How has personalisation benefited your internal operations?
All our staff can use the enhanced CRM data to help segment lists around the additional information gleaned about our registered clients and customers. Now our marketing team can identify anyone who has registered on our website, segment them according to their interests and send them relevant marketing communications. In addition, the CRM data is piped back to the site, further enhancing the onsite personalisation for our registered users.
What are the other benefits of personalisation?
Not only is it helping to expand our database of contacts, it is improving our existing contact information too. Previously, if one of our agents from a particular business stream wanted to add someone to the database who they had a telephone call with, they’d have to manually log into our CRM and create a record. As an extension of personalisation, our new website integrates with our back-end database and grows that contact list automatically. Since we launched our new website in July 2017 enquiries for our properties have increased by more than 40% and requests for Market Appraisals through the website (which the public call valuations) have increased by 242%.
What challenges did you come across introducing personalisation?
We ran four different systems, all of which captured data into silos. One of the challenges we had was creating a single customer view. We wanted to be able to know if someone was a residential client that was also looking for a commercial property. So, part of our project was to begin integrating all our systems together, into a single CRM.
We had technological issues too. Before we launched the new site, we discovered that all our traffic was being piped through a central IP in London – and internal audiences were being told that their nearest agent was in the Marylebone office. This was an internal issue that we resolved before going live.
Other than personalisation, what other improvements have you made to your site?
We are doing a lot of brand new and innovative things that a lot of people in our industry aren’t currently doing. We have introduced online offers, allowing an interested party to make an offer on any of our properties, 24 hours a day. Our clients now have a portal log in, a central area, where they can check the status of their sale or letting, just like online banking, 24 hours a day.
Supporting this 24/7 approach, all our properties offer 24 call handling, allowing potential buyers or tenants of our properties to make enquiries into our properties day or night.

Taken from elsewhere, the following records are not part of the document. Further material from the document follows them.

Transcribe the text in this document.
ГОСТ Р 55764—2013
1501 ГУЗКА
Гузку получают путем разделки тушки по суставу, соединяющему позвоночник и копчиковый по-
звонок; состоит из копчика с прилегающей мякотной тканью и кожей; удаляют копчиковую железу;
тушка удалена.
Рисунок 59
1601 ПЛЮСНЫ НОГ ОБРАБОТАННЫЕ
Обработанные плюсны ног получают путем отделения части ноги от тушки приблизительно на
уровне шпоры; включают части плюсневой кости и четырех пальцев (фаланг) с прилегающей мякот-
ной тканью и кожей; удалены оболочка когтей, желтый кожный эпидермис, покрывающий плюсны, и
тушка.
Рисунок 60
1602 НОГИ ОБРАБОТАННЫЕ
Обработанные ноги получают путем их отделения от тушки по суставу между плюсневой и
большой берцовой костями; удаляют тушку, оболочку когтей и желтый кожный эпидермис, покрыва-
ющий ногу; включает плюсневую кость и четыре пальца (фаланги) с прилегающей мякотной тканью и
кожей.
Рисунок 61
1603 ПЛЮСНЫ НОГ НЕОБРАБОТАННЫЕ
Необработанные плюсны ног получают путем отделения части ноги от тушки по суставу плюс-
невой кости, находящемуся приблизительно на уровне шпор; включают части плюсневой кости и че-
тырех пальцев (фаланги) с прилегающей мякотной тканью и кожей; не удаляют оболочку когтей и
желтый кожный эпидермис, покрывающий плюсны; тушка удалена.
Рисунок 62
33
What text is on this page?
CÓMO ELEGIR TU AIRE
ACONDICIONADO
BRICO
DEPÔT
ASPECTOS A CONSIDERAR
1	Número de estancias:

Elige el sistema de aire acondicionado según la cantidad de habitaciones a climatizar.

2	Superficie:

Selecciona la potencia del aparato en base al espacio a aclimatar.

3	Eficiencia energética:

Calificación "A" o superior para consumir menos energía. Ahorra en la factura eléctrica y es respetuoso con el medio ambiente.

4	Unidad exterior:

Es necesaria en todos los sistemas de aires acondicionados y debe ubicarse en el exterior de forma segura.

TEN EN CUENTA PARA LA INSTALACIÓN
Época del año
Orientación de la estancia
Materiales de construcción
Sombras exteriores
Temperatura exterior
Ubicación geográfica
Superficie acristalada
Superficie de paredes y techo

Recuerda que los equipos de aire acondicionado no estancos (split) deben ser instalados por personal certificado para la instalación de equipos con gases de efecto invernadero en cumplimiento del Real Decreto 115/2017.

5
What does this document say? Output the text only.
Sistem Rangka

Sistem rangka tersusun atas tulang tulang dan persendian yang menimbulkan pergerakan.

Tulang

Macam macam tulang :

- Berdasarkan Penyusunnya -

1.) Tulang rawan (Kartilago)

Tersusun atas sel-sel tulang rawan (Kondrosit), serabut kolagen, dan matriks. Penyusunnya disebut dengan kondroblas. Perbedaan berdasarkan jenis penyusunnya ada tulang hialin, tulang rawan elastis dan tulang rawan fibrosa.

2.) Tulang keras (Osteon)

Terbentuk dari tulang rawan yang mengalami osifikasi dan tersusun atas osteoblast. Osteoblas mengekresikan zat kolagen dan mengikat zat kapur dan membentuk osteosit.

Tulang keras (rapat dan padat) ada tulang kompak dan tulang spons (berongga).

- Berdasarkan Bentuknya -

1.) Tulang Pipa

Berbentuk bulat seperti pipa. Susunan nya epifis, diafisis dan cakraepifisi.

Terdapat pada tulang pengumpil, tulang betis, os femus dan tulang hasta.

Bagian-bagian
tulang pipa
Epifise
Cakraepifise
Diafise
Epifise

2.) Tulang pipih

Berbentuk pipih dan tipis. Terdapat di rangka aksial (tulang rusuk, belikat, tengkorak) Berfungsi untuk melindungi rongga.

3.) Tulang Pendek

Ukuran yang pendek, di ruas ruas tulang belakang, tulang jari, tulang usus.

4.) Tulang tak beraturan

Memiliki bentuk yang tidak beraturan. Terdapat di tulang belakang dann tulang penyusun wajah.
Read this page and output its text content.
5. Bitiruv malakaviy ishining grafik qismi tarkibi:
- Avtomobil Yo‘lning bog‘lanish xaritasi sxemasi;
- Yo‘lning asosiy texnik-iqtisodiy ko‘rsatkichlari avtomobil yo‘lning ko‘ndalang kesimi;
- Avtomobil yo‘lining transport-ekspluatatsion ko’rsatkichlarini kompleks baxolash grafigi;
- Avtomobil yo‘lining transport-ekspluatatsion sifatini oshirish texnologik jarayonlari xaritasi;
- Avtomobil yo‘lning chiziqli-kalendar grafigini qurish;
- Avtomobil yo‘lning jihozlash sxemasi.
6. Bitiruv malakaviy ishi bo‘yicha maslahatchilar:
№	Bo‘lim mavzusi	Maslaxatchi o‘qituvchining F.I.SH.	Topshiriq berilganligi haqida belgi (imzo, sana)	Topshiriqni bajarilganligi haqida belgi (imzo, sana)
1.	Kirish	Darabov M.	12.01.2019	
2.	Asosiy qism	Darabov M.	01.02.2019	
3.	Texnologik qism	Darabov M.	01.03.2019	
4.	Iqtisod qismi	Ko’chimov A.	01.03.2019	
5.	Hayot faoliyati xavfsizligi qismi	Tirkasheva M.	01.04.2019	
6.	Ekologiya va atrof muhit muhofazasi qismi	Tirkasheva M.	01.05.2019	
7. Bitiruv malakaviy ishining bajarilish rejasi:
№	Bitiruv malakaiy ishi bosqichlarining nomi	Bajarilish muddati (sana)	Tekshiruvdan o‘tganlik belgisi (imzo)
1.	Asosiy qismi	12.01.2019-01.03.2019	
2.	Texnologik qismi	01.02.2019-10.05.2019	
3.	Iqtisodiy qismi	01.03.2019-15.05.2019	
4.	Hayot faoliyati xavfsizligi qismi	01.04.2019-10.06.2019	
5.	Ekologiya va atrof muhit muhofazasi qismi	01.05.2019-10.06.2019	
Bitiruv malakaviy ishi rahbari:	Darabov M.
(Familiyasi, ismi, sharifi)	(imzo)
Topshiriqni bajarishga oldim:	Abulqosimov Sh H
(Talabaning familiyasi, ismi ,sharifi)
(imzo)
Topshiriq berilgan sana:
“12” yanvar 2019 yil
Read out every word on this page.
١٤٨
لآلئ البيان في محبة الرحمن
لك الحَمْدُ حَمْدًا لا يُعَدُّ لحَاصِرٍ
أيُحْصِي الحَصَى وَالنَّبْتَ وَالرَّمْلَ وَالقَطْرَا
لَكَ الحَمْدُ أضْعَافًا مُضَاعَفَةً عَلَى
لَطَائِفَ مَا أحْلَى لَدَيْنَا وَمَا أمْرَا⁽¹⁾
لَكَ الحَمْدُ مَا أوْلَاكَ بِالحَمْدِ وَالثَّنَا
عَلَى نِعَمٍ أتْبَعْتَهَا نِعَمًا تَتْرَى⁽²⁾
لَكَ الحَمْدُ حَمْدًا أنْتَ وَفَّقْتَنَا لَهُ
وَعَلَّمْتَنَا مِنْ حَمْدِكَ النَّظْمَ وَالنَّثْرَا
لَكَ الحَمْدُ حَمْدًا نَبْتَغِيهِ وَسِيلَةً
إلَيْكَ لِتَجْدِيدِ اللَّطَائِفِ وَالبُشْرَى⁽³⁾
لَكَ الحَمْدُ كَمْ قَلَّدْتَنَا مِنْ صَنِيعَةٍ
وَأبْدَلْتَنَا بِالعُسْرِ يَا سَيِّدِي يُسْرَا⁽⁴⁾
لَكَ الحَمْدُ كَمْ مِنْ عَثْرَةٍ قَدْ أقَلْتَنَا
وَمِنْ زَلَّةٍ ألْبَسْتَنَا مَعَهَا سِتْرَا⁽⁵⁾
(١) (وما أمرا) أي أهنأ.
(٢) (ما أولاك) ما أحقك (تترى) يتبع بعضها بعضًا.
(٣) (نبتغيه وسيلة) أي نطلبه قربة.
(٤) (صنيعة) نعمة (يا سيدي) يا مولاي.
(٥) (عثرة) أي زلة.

We also reviewed and streamlined many of our customer acquisition funnels, helping to promote why you should appoint Carter Jonas before one of our agents even steps through the door.
We have also introduced other bits of functionality like the ‘Property Wizard’, a type of property search which helps people to discover properties for sale/to-let based on things like lifestyle criteria such as commute time.
As a result, we bring back properties to our potential buyers that they may never have considered looking at. Already, we’ve seen a massive amount of people using this tool – in excess of 20,000 in the first month of launch.
We have also built our site around promoting our clients’ properties and reducing the number of ‘zero’ results a user will get doing a search on our website. Taking inspiration from airbnb, when a user searches for a property we show a map with the number of properties in that area. We’ve done away with specific radius restrictions, and we show properties that are also 10% above someone’s price bracket – this has reduced the barriers that other websites impose on a search. We never want to be in a situation where we’ve nothing to show our potential customers.